The obligation to provide a basic bank account should apply to all retail banks operating in Ireland, rather than only to those banks being recapitalised – which, in effect, will mean that the financially excluded will be limited in their choice of service provider.
In the short term, there is also an urgent need to ensure that measures taken address the economic crisis do not further exclude those at the bottom of the money pyramid. In this regard, the Government decision not to pay the Christmas Social Welfare bonus this year, which will increase the financial pressures on low income households, is likely to force families to resort to moneylenders in order to meet seasonal expenses during what is generally a bumper month for the moneylending industry. Likewise, the social welfare cuts recommended by An Bord Snip Nua, if implemented, will increase the risk of financial exclusion for many social welfare recipients.
In the longer term, the challenge is to ensure that reducing economic inequality in all its manifestations becomes a cornerstone of public policy.
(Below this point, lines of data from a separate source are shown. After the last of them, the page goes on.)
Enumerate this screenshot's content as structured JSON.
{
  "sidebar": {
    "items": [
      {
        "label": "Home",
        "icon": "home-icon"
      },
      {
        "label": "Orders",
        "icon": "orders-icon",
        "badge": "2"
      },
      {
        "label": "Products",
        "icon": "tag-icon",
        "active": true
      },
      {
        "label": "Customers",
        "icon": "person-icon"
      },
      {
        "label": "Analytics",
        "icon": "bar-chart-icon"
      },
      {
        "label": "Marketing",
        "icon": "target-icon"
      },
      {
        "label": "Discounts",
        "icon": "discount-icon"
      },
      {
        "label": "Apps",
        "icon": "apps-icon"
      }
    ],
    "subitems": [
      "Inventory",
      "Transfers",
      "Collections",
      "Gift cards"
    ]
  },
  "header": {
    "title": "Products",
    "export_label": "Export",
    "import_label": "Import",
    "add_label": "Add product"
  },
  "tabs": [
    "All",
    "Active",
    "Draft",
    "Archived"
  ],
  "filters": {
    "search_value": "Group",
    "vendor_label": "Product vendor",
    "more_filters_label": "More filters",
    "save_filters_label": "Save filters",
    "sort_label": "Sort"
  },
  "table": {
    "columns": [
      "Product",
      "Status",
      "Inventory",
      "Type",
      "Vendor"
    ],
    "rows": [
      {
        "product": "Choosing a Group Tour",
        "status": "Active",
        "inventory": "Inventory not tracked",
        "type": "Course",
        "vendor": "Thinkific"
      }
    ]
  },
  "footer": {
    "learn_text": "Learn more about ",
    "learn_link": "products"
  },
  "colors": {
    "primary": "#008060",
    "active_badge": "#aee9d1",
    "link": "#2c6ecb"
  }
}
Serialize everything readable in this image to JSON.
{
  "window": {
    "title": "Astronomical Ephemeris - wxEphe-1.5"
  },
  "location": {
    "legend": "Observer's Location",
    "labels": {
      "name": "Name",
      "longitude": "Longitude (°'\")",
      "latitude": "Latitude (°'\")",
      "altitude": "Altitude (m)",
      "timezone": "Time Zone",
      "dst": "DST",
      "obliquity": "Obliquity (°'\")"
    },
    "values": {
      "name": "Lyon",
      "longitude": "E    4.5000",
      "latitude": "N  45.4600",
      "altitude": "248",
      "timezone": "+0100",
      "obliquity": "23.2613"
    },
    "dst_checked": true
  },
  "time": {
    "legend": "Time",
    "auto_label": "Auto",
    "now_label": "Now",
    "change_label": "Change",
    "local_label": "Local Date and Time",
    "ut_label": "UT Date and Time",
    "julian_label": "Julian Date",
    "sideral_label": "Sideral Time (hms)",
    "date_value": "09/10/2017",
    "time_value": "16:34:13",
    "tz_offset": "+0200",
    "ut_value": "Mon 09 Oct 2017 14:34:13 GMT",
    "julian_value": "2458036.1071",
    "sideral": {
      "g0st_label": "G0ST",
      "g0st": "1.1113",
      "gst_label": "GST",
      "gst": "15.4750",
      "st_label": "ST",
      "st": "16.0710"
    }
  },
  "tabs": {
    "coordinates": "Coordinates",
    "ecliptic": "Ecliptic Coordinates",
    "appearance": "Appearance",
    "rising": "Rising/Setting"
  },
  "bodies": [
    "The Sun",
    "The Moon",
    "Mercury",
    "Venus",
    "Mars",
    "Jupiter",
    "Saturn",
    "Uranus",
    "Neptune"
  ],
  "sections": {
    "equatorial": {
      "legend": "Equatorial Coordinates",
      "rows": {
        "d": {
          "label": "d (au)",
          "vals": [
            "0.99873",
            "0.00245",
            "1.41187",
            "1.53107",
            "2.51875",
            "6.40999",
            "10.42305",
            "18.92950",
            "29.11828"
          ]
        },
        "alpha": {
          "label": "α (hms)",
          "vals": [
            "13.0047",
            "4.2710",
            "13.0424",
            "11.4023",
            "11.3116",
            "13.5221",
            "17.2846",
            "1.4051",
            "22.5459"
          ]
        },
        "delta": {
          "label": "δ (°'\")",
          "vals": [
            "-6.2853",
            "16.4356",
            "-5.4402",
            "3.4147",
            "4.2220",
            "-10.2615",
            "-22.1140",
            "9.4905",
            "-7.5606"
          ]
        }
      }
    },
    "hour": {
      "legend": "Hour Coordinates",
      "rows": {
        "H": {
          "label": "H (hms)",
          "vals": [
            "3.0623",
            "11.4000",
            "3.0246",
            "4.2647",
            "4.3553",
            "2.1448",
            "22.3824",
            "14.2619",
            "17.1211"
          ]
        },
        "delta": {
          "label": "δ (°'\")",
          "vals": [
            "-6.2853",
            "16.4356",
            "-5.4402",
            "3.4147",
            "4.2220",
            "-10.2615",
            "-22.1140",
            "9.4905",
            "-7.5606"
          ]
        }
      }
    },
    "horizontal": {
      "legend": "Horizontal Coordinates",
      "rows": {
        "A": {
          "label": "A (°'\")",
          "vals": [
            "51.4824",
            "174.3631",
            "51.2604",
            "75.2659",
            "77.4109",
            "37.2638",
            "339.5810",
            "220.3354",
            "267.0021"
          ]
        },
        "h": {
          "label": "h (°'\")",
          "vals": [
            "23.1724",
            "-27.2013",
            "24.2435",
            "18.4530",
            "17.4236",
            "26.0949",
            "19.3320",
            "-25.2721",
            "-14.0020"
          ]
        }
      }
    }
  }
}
Originally published as an opinion piece in the Irish Examiner, August 3rd
Dr Paula Clancy
Dr Paula Clancy was founding director of TASC. She served in that position from 2001 to 2010 and returned to it for a brief period from 2014 to 2015. She is a member of the Board of TASC and is Chair of the TASC Research and Policy Committee. Prior to 2001, Paula held senior academic and management posts in third level education. Paula is author/co-author of a range of major research projects in the fields of political analysis and democratic accountability. She has authored a number of articles on the consequences of austerity in Ireland since the crisis.